Est-ce l'animation de la rue, toutes ces filles en cheveux, si parfaitement coiffées et chaussées (et le reste va comme il peut), l'heureux débraillé d'une foule qui tourne vite à la cohue, ces uniformes, ces cols bleus, ces turbans, ces robes, ces fez? Mais il se fait, comme ça, tout de suite, un changement dans votre nature: tout vous paraît à sa place, tout vous paraît arrangé pour le mieux. On demande à l'employé quelle est la durée du trajet; il n'y a pas que l'accent qui enchante quand il vous répond sans sourire: Deux heures, sauf "accidents de route". Y croirait-on, qu'ils ne nous feraient pas peur, ces accidents de route-là; on s'amuse d'avance d'un déraillement possible; ou bien est-ce qu'il y aurait des pilleurs de trains, comme dans le Far-West, qui seraient embusqués, quelque part, au bord de la route, guettant l'Anglais cossu, qui, d'ailleurs, fait défaut? 

Je voyage en compagnie de quatre ou cinq jeunes gens du pays, qui viennent de passer devant le conseil de révision, à cause de quoi ils ont arboré à leur boutonnière des flots de rubans tricolores. Ils parlent entre eux posément; ils sont maigres, plutôt grands et pas toujours noirs, graves, avec des gestes sobres. Rien de cette grosse vulgarité, que je craignais de trouver ici; un mélange de réserve et de confiance dans la bonhomie qui tout de suite m'avait frappé, étant juste le contraire de ce à quoi je m'attendais; une apparente naïveté parfois qui n'est qu'un masque mis sur beaucoup de finesse, de l'ardeur peut-être, mais qui se contient.

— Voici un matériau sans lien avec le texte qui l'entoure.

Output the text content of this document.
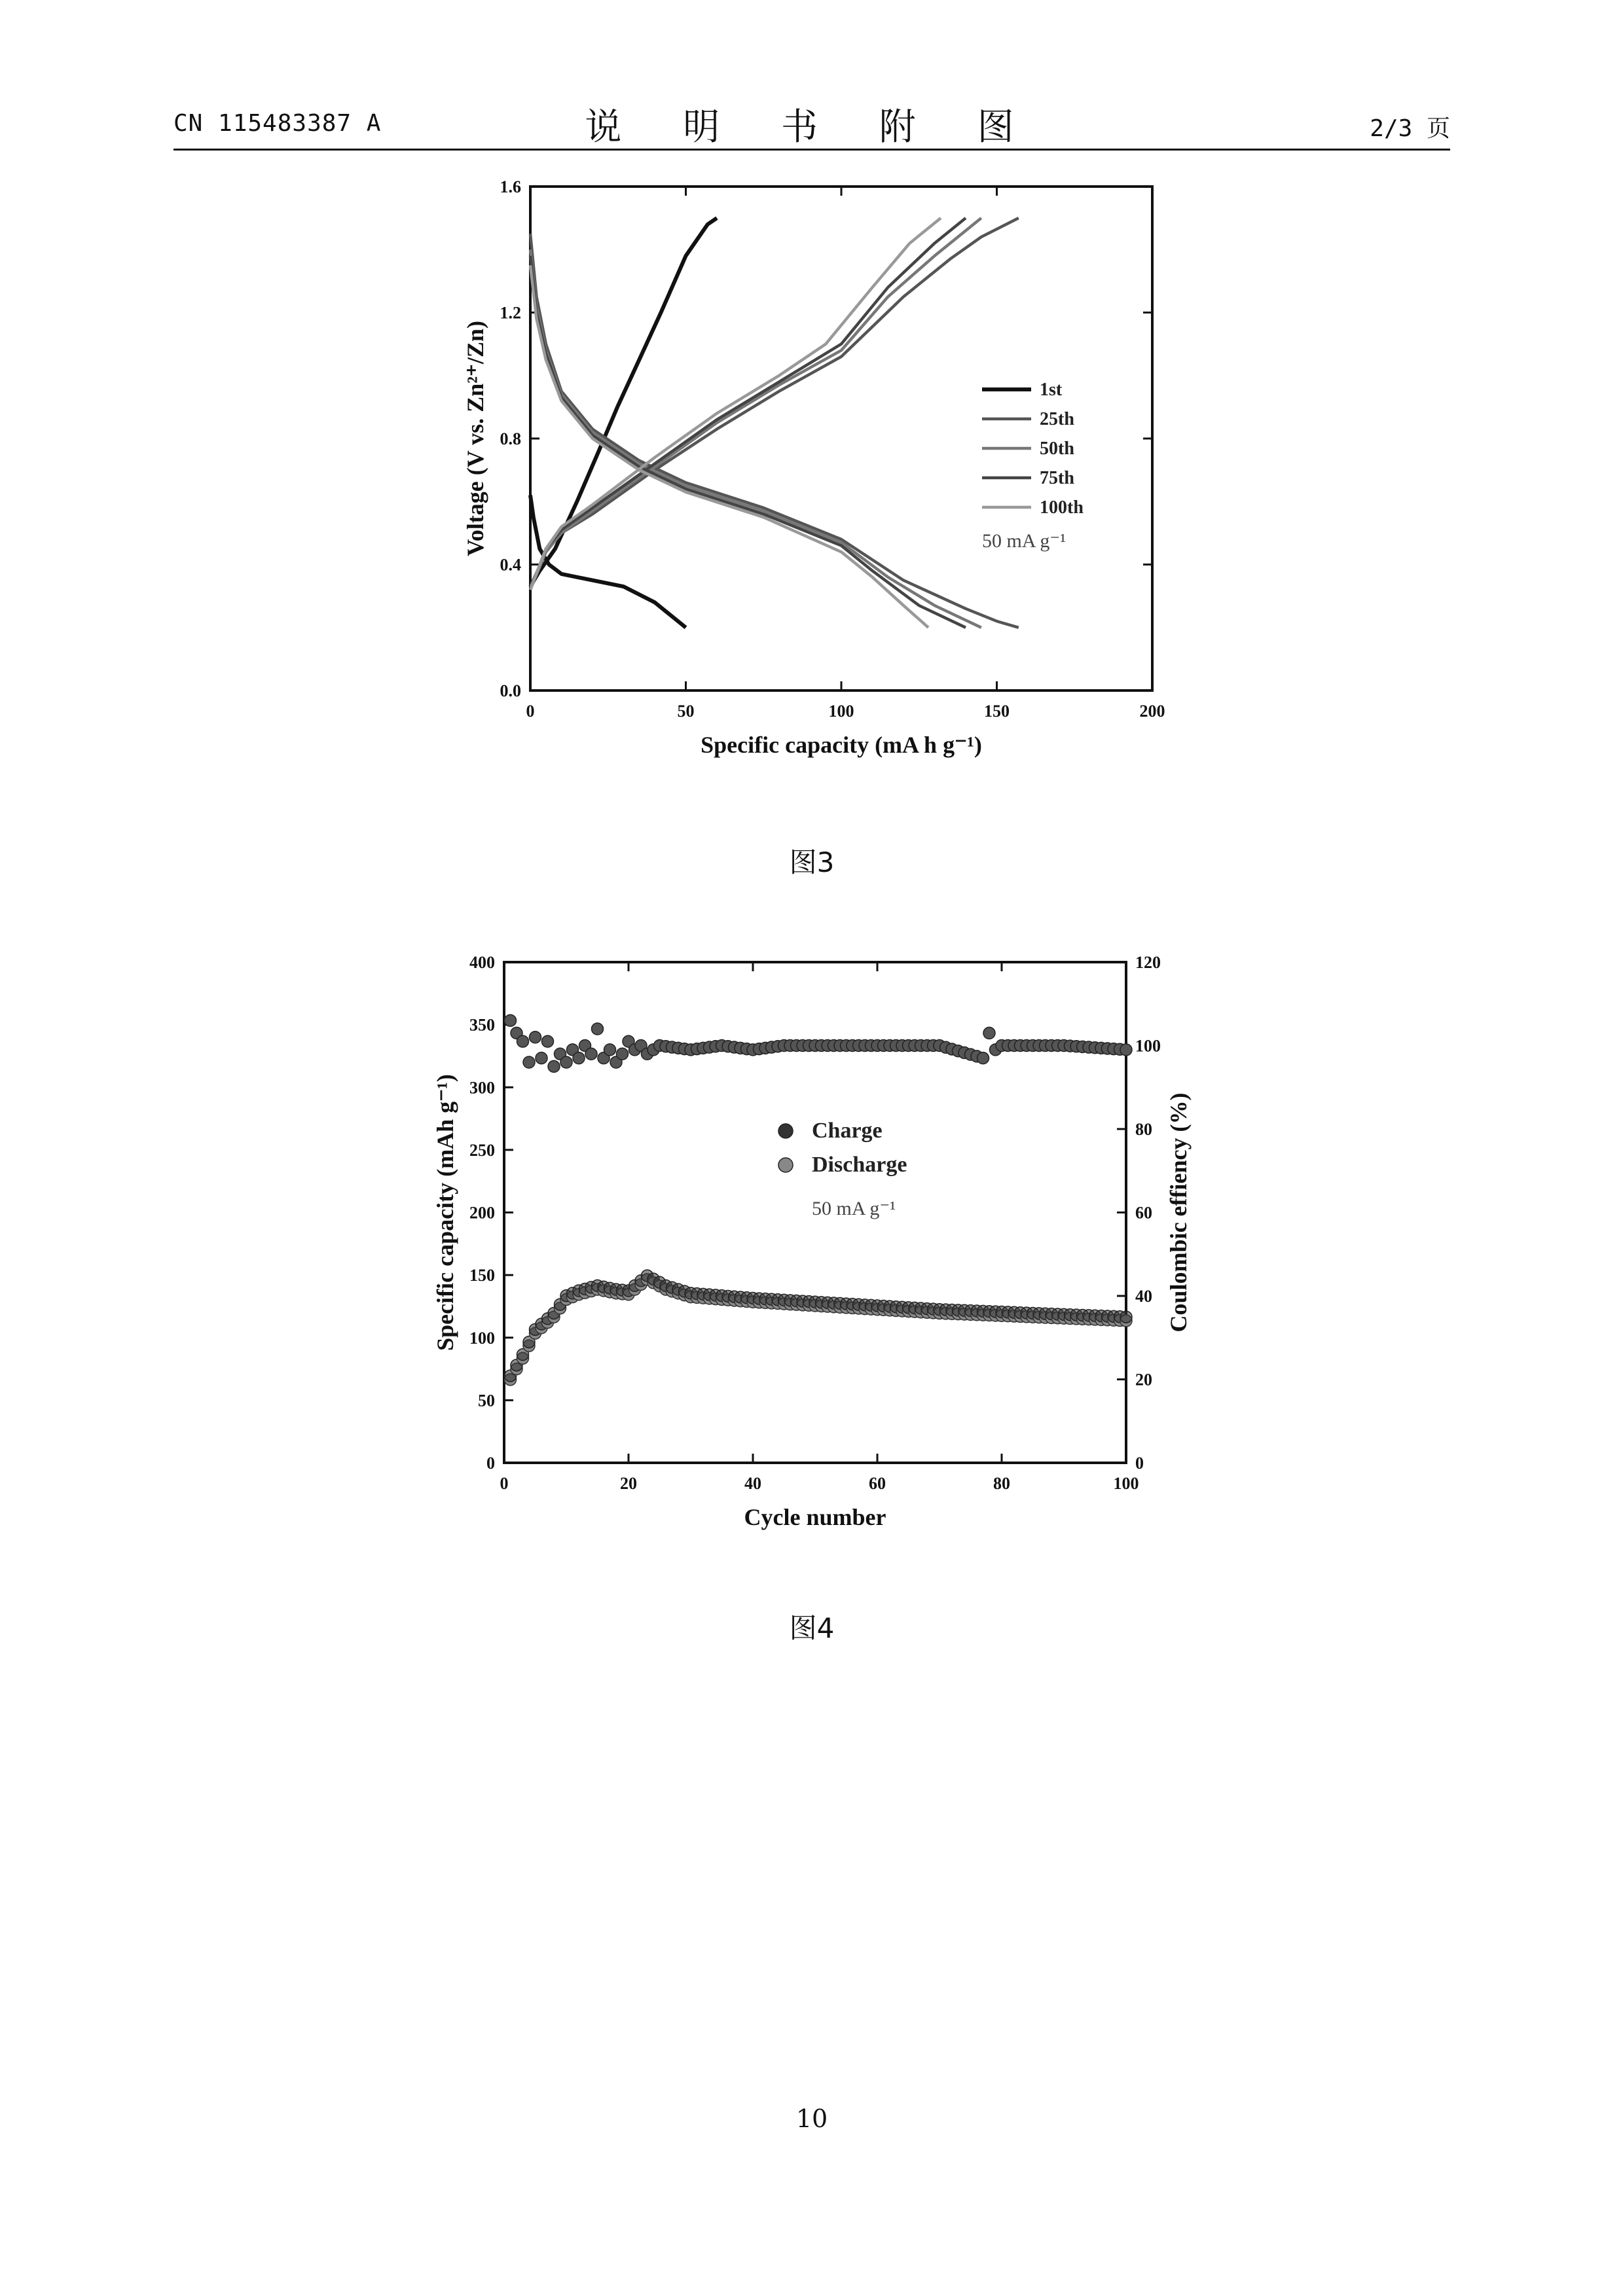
CN 115483387 A	说 明 书 附 图	2/3 页
0	50	100	150	200
0.0
0.4
0.8
1.2
1.6
Specific capacity (mA h g⁻¹)
Voltage (V vs. Zn²⁺/Zn)	1st
25th
50th
75th
100th
50 mA g⁻¹
图3
0	20	40	60	80	100
0
50
100
150
200
250
300
350
400
0
20
40
60
80
100
120
Cycle number
Specific capacity (mAh g⁻¹)	Coulombic effiency (%)
Charge
Discharge
50 mA g⁻¹
图4
10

On longe d'abord par derrière (autant qu'il m'en souvient) les entrepôts du port; ensuite seulement on commence à monter. C'est un quartier d'usines et surtout de savonneries, comme on le devine à l'odeur; de grandes cheminées fument sur notre gauche, sans parvenir pourtant à ternir la pureté du grand ciel, qui est presque noir, tant il est bleu. Plus on va, plus on s'élève: les usines ont fait place à des petites maisons basses, nues, simples de lignes, passées à la chaux, le toit de tuiles jaunes coupé au ras des murs; alors on commence à voir se lever les premières falaises rousses, couronnées de pins; et la mer qui s'aperçoit toujours par les vides entre les feuillages est une mer qu'on domine, une mer vue d'en haut.

Il n'a pas voulu connaître les ports, les mâts entrecroisés, les coques noires des navires, ces hommes qui vont et viennent, une main sur la hanche, courbés sous le poids des sacs: son pays à lui est plus en arrière, son pays est le haut-pays. Une enseigne où on lit: Cézanne, bottier, et dont il aurait aimé la forme des lettres et la couleur, m'a averti qu'on arrivait. On atteint le haut de l'épaulement, tout à coup la pente casse, la route se met à aller à plat devant vous, même elle redescend un peu. Et le plateau tout entier se présente, dont les vallonnements, le hérissement, les cassures et sa quantité de maisons éparses (il n'y a point de villages, il y a partout seulement ces cubes gris et blancs comme posés au hasard), mènent l'oeil plus en arrière à la grande chaîne blanchâtre, au pied de laquelle Aix est assise.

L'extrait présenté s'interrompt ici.